Жизнь, есть жизнь, завтра вставать на работу, снова придеться делать то, что не нравится, говорить с людьми, разными людьми о вещах, в принципе мне безразличных. Таксист попался молчаливый, это хорошо, я парил в другом времени, прыгал между теплом первой любви и последней электричкой в Царское село из Питера, на которую опоздал, и пришлось ночевать на вокзале, тогда денег на такси у меня не было. Съемная квартира встретила кучей разбросанных книг и последним пакетиком быстрорастворимого кофе на столе. Гомер лежал на Цветаевой, моя вчерашняя майка на Петрарке, я на кровати. На изученном до миллиметра потолке сидело какое-то насекомое, последняя сегодняшняя сигарета дотлевала в руке.
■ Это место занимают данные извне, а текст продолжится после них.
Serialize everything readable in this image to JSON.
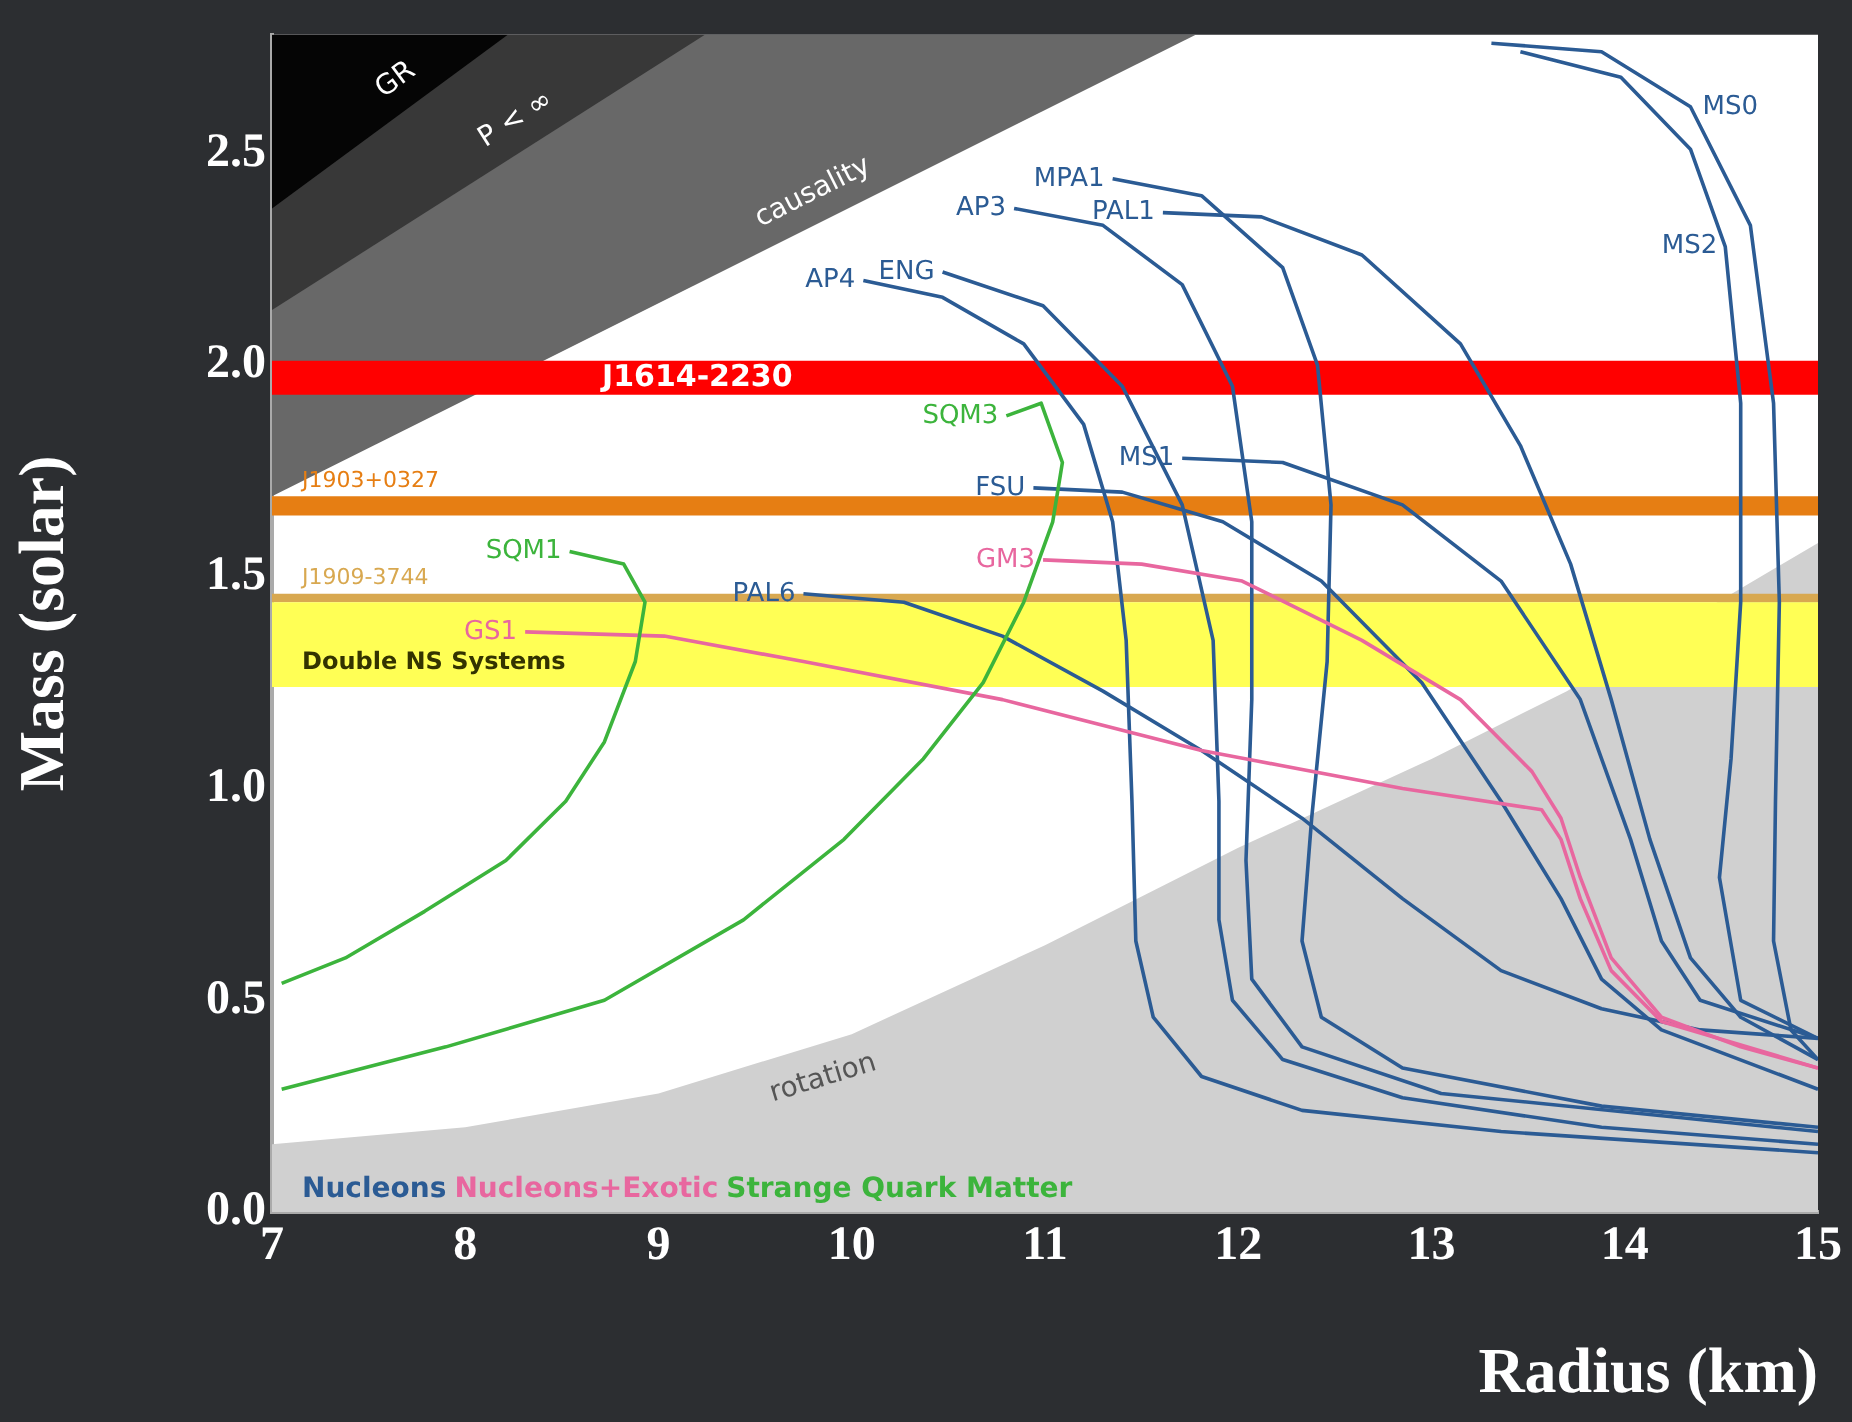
{
  "chart_data": {
    "type": "line",
    "xlabel": "Radius (km)",
    "ylabel": "Mass (solar)",
    "xlim": [
      7,
      15
    ],
    "xticks": [
      7,
      8,
      9,
      10,
      11,
      12,
      13,
      14,
      15
    ],
    "ylim": [
      0,
      2.78
    ],
    "yticks": [
      {
        "value": 0,
        "label": "0.0"
      },
      {
        "value": 0.5,
        "label": "0.5"
      },
      {
        "value": 1,
        "label": "1.0"
      },
      {
        "value": 1.5,
        "label": "1.5"
      },
      {
        "value": 2,
        "label": "2.0"
      },
      {
        "value": 2.5,
        "label": "2.5"
      }
    ],
    "series": [
      {
        "name": "causality",
        "type": "area",
        "color": "#686868",
        "x": [
          7,
          11.78
        ],
        "values": [
          1.69,
          2.78
        ]
      },
      {
        "name": "P < ∞",
        "type": "area",
        "color": "#383838",
        "x": [
          7,
          9.24
        ],
        "values": [
          2.13,
          2.78
        ]
      },
      {
        "name": "GR",
        "type": "area",
        "color": "#050505",
        "x": [
          7,
          8.22
        ],
        "values": [
          2.37,
          2.78
        ]
      },
      {
        "name": "rotation",
        "type": "area",
        "color": "#d0d0d0",
        "x": [
          7,
          8,
          9,
          10,
          11,
          12,
          13,
          13.7,
          15
        ],
        "values": [
          0.16,
          0.2,
          0.28,
          0.42,
          0.63,
          0.86,
          1.07,
          1.23,
          1.58
        ]
      },
      {
        "name": "AP4",
        "color": "#2b5b94",
        "x": [
          10.06,
          10.47,
          10.89,
          11.2,
          11.35,
          11.42,
          11.45,
          11.47,
          11.56,
          11.81,
          12.33,
          13.36,
          15
        ],
        "values": [
          2.2,
          2.16,
          2.05,
          1.86,
          1.63,
          1.35,
          0.97,
          0.64,
          0.46,
          0.32,
          0.24,
          0.19,
          0.14
        ]
      },
      {
        "name": "ENG",
        "color": "#2b5b94",
        "x": [
          10.47,
          10.99,
          11.4,
          11.71,
          11.87,
          11.9,
          11.9,
          11.97,
          12.23,
          12.85,
          13.88,
          15
        ],
        "values": [
          2.22,
          2.14,
          1.95,
          1.67,
          1.35,
          0.97,
          0.69,
          0.5,
          0.36,
          0.27,
          0.2,
          0.16
        ]
      },
      {
        "name": "AP3",
        "color": "#2b5b94",
        "x": [
          10.84,
          11.3,
          11.71,
          11.97,
          12.07,
          12.07,
          12.04,
          12.07,
          12.33,
          13.05,
          15
        ],
        "values": [
          2.37,
          2.33,
          2.19,
          1.95,
          1.63,
          1.21,
          0.83,
          0.55,
          0.39,
          0.28,
          0.19
        ]
      },
      {
        "name": "MPA1",
        "color": "#2b5b94",
        "x": [
          11.35,
          11.81,
          12.23,
          12.41,
          12.48,
          12.46,
          12.38,
          12.33,
          12.43,
          12.85,
          13.88,
          15
        ],
        "values": [
          2.44,
          2.4,
          2.23,
          2,
          1.67,
          1.3,
          0.93,
          0.64,
          0.46,
          0.34,
          0.25,
          0.2
        ]
      },
      {
        "name": "PAL1",
        "color": "#2b5b94",
        "x": [
          11.61,
          12.12,
          12.64,
          13.15,
          13.46,
          13.72,
          13.93,
          14.13,
          14.34,
          14.6,
          15
        ],
        "values": [
          2.36,
          2.35,
          2.26,
          2.05,
          1.81,
          1.53,
          1.21,
          0.88,
          0.6,
          0.46,
          0.36
        ]
      },
      {
        "name": "MS0",
        "color": "#2b5b94",
        "x": [
          13.31,
          13.88,
          14.34,
          14.65,
          14.77,
          14.8,
          14.78,
          14.77,
          14.86,
          15
        ],
        "values": [
          2.76,
          2.74,
          2.61,
          2.33,
          1.91,
          1.44,
          0.97,
          0.64,
          0.43,
          0.36
        ]
      },
      {
        "name": "MS2",
        "color": "#2b5b94",
        "x": [
          13.46,
          13.98,
          14.34,
          14.52,
          14.6,
          14.6,
          14.55,
          14.49,
          14.6,
          15
        ],
        "values": [
          2.74,
          2.68,
          2.51,
          2.28,
          1.91,
          1.44,
          1.07,
          0.79,
          0.5,
          0.41
        ]
      },
      {
        "name": "MS1",
        "color": "#2b5b94",
        "x": [
          11.71,
          12.23,
          12.85,
          13.36,
          13.77,
          14.03,
          14.19,
          14.39,
          15
        ],
        "values": [
          1.78,
          1.77,
          1.67,
          1.49,
          1.21,
          0.88,
          0.64,
          0.5,
          0.41
        ]
      },
      {
        "name": "FSU",
        "color": "#2b5b94",
        "x": [
          10.94,
          11.4,
          11.92,
          12.43,
          12.95,
          13.36,
          13.67,
          13.88,
          14.19,
          15
        ],
        "values": [
          1.71,
          1.7,
          1.63,
          1.49,
          1.25,
          0.97,
          0.74,
          0.55,
          0.43,
          0.29
        ]
      },
      {
        "name": "PAL6",
        "color": "#2b5b94",
        "x": [
          9.75,
          10.27,
          10.78,
          11.3,
          11.81,
          12.33,
          12.85,
          13.36,
          13.88,
          14.39,
          15
        ],
        "values": [
          1.46,
          1.44,
          1.36,
          1.23,
          1.09,
          0.93,
          0.74,
          0.57,
          0.48,
          0.43,
          0.41
        ]
      },
      {
        "name": "GM3",
        "color": "#e8679f",
        "x": [
          10.99,
          11.5,
          12.02,
          12.64,
          13.15,
          13.52,
          13.67,
          13.77,
          13.93,
          14.19,
          14.6,
          15
        ],
        "values": [
          1.54,
          1.53,
          1.49,
          1.35,
          1.21,
          1.04,
          0.93,
          0.79,
          0.6,
          0.46,
          0.39,
          0.34
        ]
      },
      {
        "name": "GS1",
        "color": "#e8679f",
        "x": [
          8.31,
          9.03,
          9.75,
          10.78,
          11.81,
          12.85,
          13.57,
          13.67,
          13.77,
          13.93,
          14.19,
          15
        ],
        "values": [
          1.37,
          1.36,
          1.3,
          1.21,
          1.09,
          1,
          0.95,
          0.88,
          0.74,
          0.57,
          0.45,
          0.34
        ]
      },
      {
        "name": "SQM1",
        "color": "#3cb43c",
        "x": [
          8.54,
          8.82,
          8.93,
          8.88,
          8.72,
          8.52,
          8.21,
          7.79,
          7.38,
          7.05
        ],
        "values": [
          1.56,
          1.53,
          1.44,
          1.3,
          1.11,
          0.97,
          0.83,
          0.71,
          0.6,
          0.54
        ]
      },
      {
        "name": "SQM3",
        "color": "#3cb43c",
        "x": [
          10.8,
          10.98,
          11.09,
          11.04,
          10.89,
          10.68,
          10.37,
          9.96,
          9.44,
          8.72,
          7.9,
          7.05
        ],
        "values": [
          1.88,
          1.91,
          1.77,
          1.63,
          1.44,
          1.25,
          1.07,
          0.88,
          0.69,
          0.5,
          0.39,
          0.29
        ]
      }
    ],
    "bands": [
      {
        "axis": "y",
        "from": 1.93,
        "to": 2.01,
        "label": "J1614-2230",
        "color": "#ff0000"
      },
      {
        "axis": "y",
        "from": 1.645,
        "to": 1.69,
        "label": "J1903+0327",
        "color": "#e67e13"
      },
      {
        "axis": "y",
        "from": 1.44,
        "to": 1.46,
        "label": "J1909-3744",
        "color": "#d8a850"
      },
      {
        "axis": "y",
        "from": 1.24,
        "to": 1.44,
        "label": "Double NS Systems",
        "color": "#ffff55"
      }
    ],
    "annotations": [
      "Nucleons",
      "Nucleons+Exotic",
      "Strange Quark Matter"
    ]
  }
}
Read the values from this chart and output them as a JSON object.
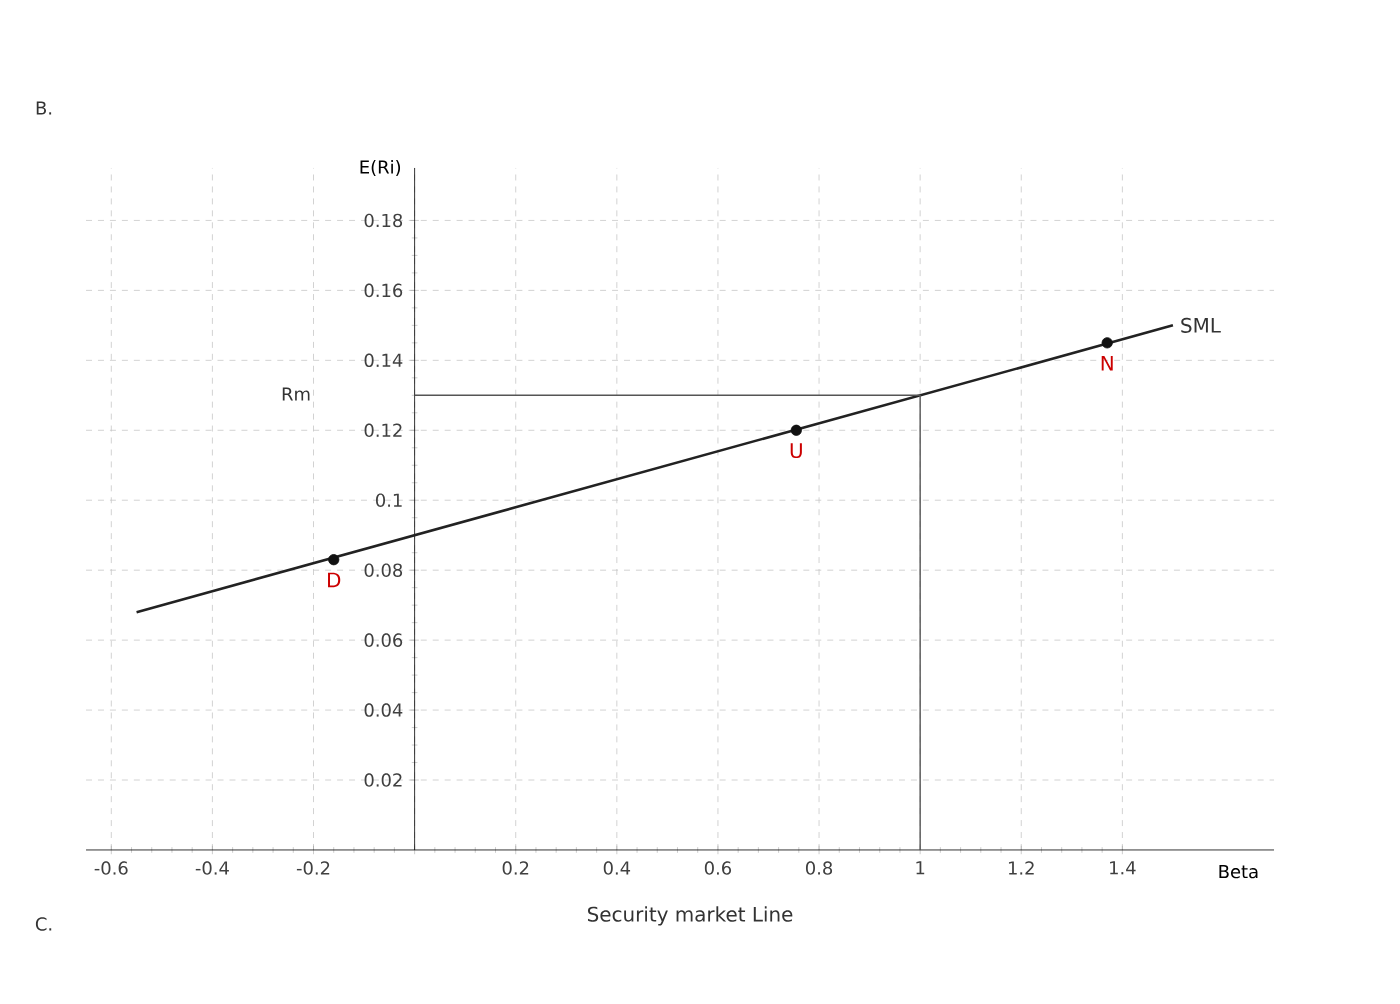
{
  "chart_data": {
    "type": "line",
    "title": "Security market Line",
    "xlabel": "Beta",
    "ylabel": "E(Ri)",
    "xlim": [
      -0.65,
      1.7
    ],
    "ylim": [
      0,
      0.195
    ],
    "xticks": [
      -0.6,
      -0.4,
      -0.2,
      {
        "value": 0,
        "label": null
      },
      0.2,
      0.4,
      0.6,
      0.8,
      1,
      1.2,
      1.4
    ],
    "yticks": [
      0.02,
      0.04,
      0.06,
      0.08,
      0.1,
      0.12,
      0.14,
      0.16,
      0.18
    ],
    "grid": true,
    "series": [
      {
        "name": "SML",
        "color": "#222222",
        "x": [
          -0.55,
          1.5
        ],
        "values": [
          0.068,
          0.15
        ]
      },
      {
        "color": "#555555",
        "x": [
          0,
          1,
          1
        ],
        "values": [
          0.13,
          0.13,
          0
        ]
      },
      {
        "name": "D",
        "type": "scatter",
        "marker": "circle",
        "color": "#111111",
        "x": [
          -0.16
        ],
        "values": [
          0.083
        ]
      },
      {
        "name": "U",
        "type": "scatter",
        "marker": "circle",
        "color": "#111111",
        "x": [
          0.755
        ],
        "values": [
          0.12
        ]
      },
      {
        "name": "N",
        "type": "scatter",
        "marker": "circle",
        "color": "#111111",
        "x": [
          1.37
        ],
        "values": [
          0.145
        ]
      }
    ],
    "annotations": [
      "Rm",
      "B.",
      "C."
    ]
  }
}
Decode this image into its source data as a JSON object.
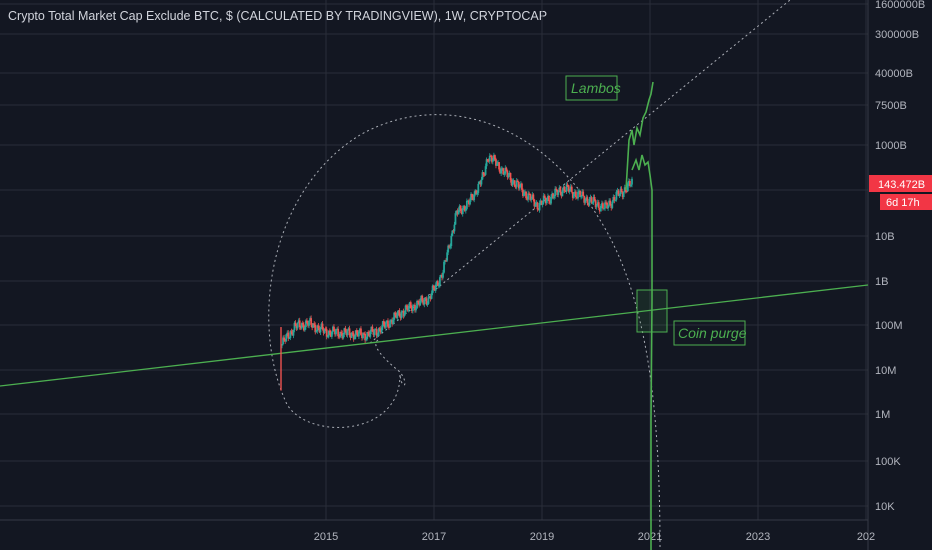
{
  "title": "Crypto Total Market Cap Exclude BTC, $ (CALCULATED BY TRADINGVIEW), 1W, CRYPTOCAP",
  "colors": {
    "background": "#131722",
    "grid": "#2a2e39",
    "up": "#26a69a",
    "down": "#ef5350",
    "annotation": "#4caf50",
    "price_badge": "#f23645",
    "dotted": "#d1d4dc"
  },
  "chart_data": {
    "type": "candlestick",
    "y_scale": "log",
    "x_ticks": [
      "2015",
      "2017",
      "2019",
      "2021",
      "2023",
      "202"
    ],
    "y_ticks": [
      "1600000B",
      "300000B",
      "40000B",
      "7500B",
      "1000B",
      "10B",
      "1B",
      "100M",
      "10M",
      "1M",
      "100K",
      "10K"
    ],
    "last_value_label": "143.472B",
    "countdown_label": "6d 17h",
    "series": [
      {
        "points": [
          [
            "2014-03",
            35000000.0
          ],
          [
            "2014-06",
            90000000.0
          ],
          [
            "2014-09",
            110000000.0
          ],
          [
            "2015-01",
            70000000.0
          ],
          [
            "2015-06",
            65000000.0
          ],
          [
            "2015-10",
            60000000.0
          ],
          [
            "2016-01",
            80000000.0
          ],
          [
            "2016-06",
            200000000.0
          ],
          [
            "2016-12",
            400000000.0
          ],
          [
            "2017-03",
            1500000000.0
          ],
          [
            "2017-06",
            30000000000.0
          ],
          [
            "2017-09",
            55000000000.0
          ],
          [
            "2017-12",
            200000000000.0
          ],
          [
            "2018-01",
            600000000000.0
          ],
          [
            "2018-06",
            180000000000.0
          ],
          [
            "2018-12",
            45000000000.0
          ],
          [
            "2019-06",
            110000000000.0
          ],
          [
            "2019-12",
            55000000000.0
          ],
          [
            "2020-03",
            40000000000.0
          ],
          [
            "2020-06",
            80000000000.0
          ],
          [
            "2020-09",
            140000000000.0
          ]
        ]
      }
    ],
    "annotations": [
      {
        "label": "Lambos"
      },
      {
        "label": "Coin purge"
      }
    ]
  }
}
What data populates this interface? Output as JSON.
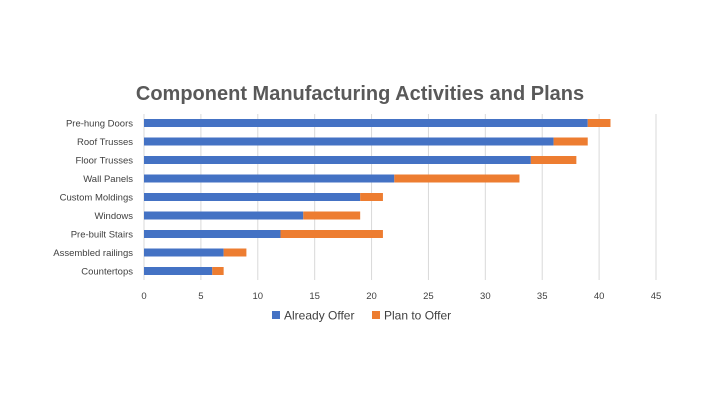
{
  "chart_data": {
    "type": "bar",
    "orientation": "horizontal",
    "stacked": true,
    "title": "Component Manufacturing Activities and Plans",
    "xlabel": "",
    "ylabel": "",
    "categories": [
      "Pre-hung Doors",
      "Roof Trusses",
      "Floor Trusses",
      "Wall Panels",
      "Custom Moldings",
      "Windows",
      "Pre-built Stairs",
      "Assembled railings",
      "Countertops"
    ],
    "series": [
      {
        "name": "Already Offer",
        "color": "#4472C4",
        "values": [
          39,
          36,
          34,
          22,
          19,
          14,
          12,
          7,
          6
        ]
      },
      {
        "name": "Plan to Offer",
        "color": "#ED7D31",
        "values": [
          2,
          3,
          4,
          11,
          2,
          5,
          9,
          2,
          1
        ]
      }
    ],
    "xlim": [
      0,
      45
    ],
    "xticks": [
      0,
      5,
      10,
      15,
      20,
      25,
      30,
      35,
      40,
      45
    ],
    "grid": true,
    "legend_position": "bottom"
  }
}
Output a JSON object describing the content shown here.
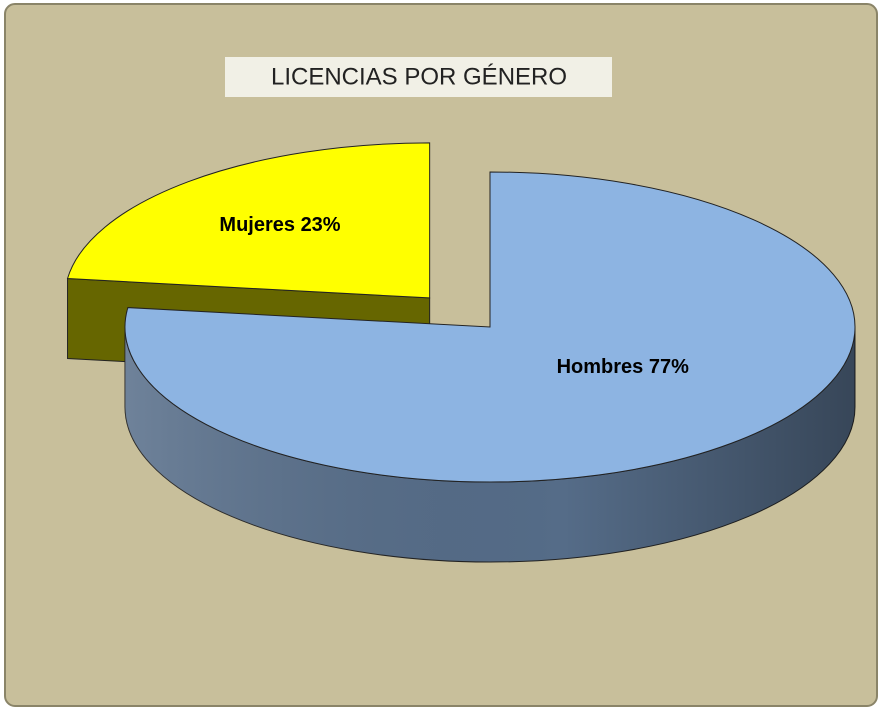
{
  "chart_data": {
    "type": "pie3d",
    "title": "LICENCIAS POR GÉNERO",
    "categories": [
      "Hombres",
      "Mujeres"
    ],
    "values": [
      77,
      23
    ],
    "value_labels": [
      "77%",
      "23%"
    ],
    "colors": [
      "#8db4e2",
      "#ffff00"
    ]
  }
}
Я думал о том, что пора познакомиться с девушкой, которая смогла бы жить со мной и может быть даже любить, но последний опыт не очень хорошо удался – после года совместной жизни... Конечно, я много слышал о том, что настоящая любовь – это любовь с первого взгляда. И мне часто кажется, что все должно быть как у Цезаря: «Пришел. Увидел. Победил», только в иной трактовке: «Шел. Влюбился. Ожил». И все же поэзия снова берет верх надо мной. Бунин завершает мой сегодняшний день, сегодняшнюю ночь… Крутя стихотворение «Одиночество» бесконечное количество раз, засыпаю на последних словах: «Но для женщины прошлого нет: / Разлюбила - и стал ей чужой. / Что ж! Камин затоплю, буду пить... / Хорошо бы собаку купить».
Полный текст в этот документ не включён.